Hello,
I encountered a problem using Scalapack routine PDGEMM under specific conditions. After investigation, I managed to reproduce the problem with a simple test program. In my case, the error occurs for mkl versions from 16 to 18 (I tested the 17, 18.0 and 18.3 release on our local cluster linking with intelmpi and libmkl_blacs_intelmpi_lp64, the 16 and 17 on our national cluster Curie, linking with bullxmpi and libmkl_blacs_openmpi_lp64, and locally on the latest release of mkl 18 linking with openmpi and libmkl_blacs_openmpi_lp64). Linking with manually compiled version of Scalapack2.0.2 resolve the problem. Linking with mkl version 14 and 15 runs fine too.

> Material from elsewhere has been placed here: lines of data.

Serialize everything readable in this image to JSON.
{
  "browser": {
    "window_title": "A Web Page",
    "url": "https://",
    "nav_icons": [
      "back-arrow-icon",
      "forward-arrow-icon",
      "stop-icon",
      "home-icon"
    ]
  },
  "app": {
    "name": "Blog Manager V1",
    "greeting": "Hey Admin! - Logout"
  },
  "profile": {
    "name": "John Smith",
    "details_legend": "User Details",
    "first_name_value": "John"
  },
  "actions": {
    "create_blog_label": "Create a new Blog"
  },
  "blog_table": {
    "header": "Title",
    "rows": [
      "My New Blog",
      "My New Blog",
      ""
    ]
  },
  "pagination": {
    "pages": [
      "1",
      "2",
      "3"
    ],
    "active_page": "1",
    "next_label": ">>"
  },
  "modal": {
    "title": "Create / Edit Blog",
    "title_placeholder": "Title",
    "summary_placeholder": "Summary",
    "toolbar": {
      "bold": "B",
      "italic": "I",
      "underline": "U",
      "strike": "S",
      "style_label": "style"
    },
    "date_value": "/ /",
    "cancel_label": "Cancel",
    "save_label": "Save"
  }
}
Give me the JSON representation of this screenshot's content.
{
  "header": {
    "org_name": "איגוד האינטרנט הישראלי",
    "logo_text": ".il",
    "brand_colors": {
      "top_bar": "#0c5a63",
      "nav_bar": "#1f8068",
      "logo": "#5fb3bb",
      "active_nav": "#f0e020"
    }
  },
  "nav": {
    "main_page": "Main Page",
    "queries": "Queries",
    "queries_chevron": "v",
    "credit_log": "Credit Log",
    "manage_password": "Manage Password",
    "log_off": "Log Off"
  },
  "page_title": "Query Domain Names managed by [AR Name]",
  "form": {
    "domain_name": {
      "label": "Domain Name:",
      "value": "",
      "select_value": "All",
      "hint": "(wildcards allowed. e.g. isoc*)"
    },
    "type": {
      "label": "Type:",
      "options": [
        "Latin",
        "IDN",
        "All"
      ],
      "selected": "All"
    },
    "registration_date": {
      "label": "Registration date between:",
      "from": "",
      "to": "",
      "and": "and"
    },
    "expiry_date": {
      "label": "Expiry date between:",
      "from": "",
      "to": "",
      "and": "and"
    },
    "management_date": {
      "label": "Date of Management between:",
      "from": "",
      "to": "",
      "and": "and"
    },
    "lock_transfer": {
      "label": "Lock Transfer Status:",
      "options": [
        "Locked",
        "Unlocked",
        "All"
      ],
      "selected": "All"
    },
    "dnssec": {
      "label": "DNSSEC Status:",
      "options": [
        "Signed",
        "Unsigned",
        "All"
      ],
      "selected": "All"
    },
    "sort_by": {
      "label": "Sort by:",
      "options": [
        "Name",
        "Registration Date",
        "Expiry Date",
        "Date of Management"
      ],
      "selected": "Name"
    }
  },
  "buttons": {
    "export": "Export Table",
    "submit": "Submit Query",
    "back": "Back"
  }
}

The test consist in multiplying two matrices with all coeffs set to 1, then testing the result. It appears that for a 2 by 2 processor grid (i.e. mpirun -n 4 ), the resulting matrix can be wrong. Increasing the grid size correct the problem. The error is silent as the code runs and terminate normally. Apart from the mkl, the test code is standalone and pasted below and attached.
Cordially,
Ivan Duchemin.
!
! The program test pdgemm matrix x matrix multiplication under fixed condition
! on a square processor grid provided by the user.
!
! The product tested is:
!
! C = A * B
!
! with A being a 8160 x 8160 matrix with all coeffs set to 1
! and B being a 8160 x 19140 matrix with all coeffs set to 1
! The result expected is thus all coeffs of C equal to 8160
!
PROGRAM TEST
! Parameters
INTEGER , PARAMETER :: M=8160, N =19140, K=8160, DLEN_=9
INTEGER , PARAMETER :: CSRC=1, RSRC=1
DOUBLE PRECISION, PARAMETER :: ONE=1.0D+0, ZERO=0.0D+0
! work variables
INTEGER :: ICTXT
INTEGER :: IAM
INTEGER :: NPROCS
INTEGER :: NPROW
INTEGER :: NPCOL
INTEGER :: MYROW
INTEGER :: MYCOL
INTEGER :: DESCA(9)
INTEGER :: DESCB(9)
INTEGER :: DESCC(9)
INTEGER :: M_A
INTEGER :: N_A
INTEGER :: M_B
INTEGER :: N_B
INTEGER :: M_C
INTEGER :: N_C
INTEGER :: MB_A
INTEGER :: NB_A
INTEGER :: MB_B
INTEGER :: NB_B
INTEGER :: MB_C
INTEGER :: NB_C
DOUBLE PRECISION, ALLOCATABLE, DIMENSION(:,:) :: A
DOUBLE PRECISION, ALLOCATABLE, DIMENSION(:,:) :: B
DOUBLE PRECISION, ALLOCATABLE, DIMENSION(:,:) :: C
! Get starting information
CALL BLACS_PINFO( IAM, NPROCS )
! try setting square grid
NPROW = sqrt(REAL(NPROCS,kind=8))
NPCOL = sqrt(REAL(NPROCS,kind=8))
if ( NPROW*NPCOL .ne. NPROCS ) then
print *,"please provide a square number of procs"
stop 1
end if
! Define process grid
CALL BLACS_GET( -1, 0, ICTXT )
CALL BLACS_GRIDINIT( ICTXT, 'R', NPROW, NPCOL )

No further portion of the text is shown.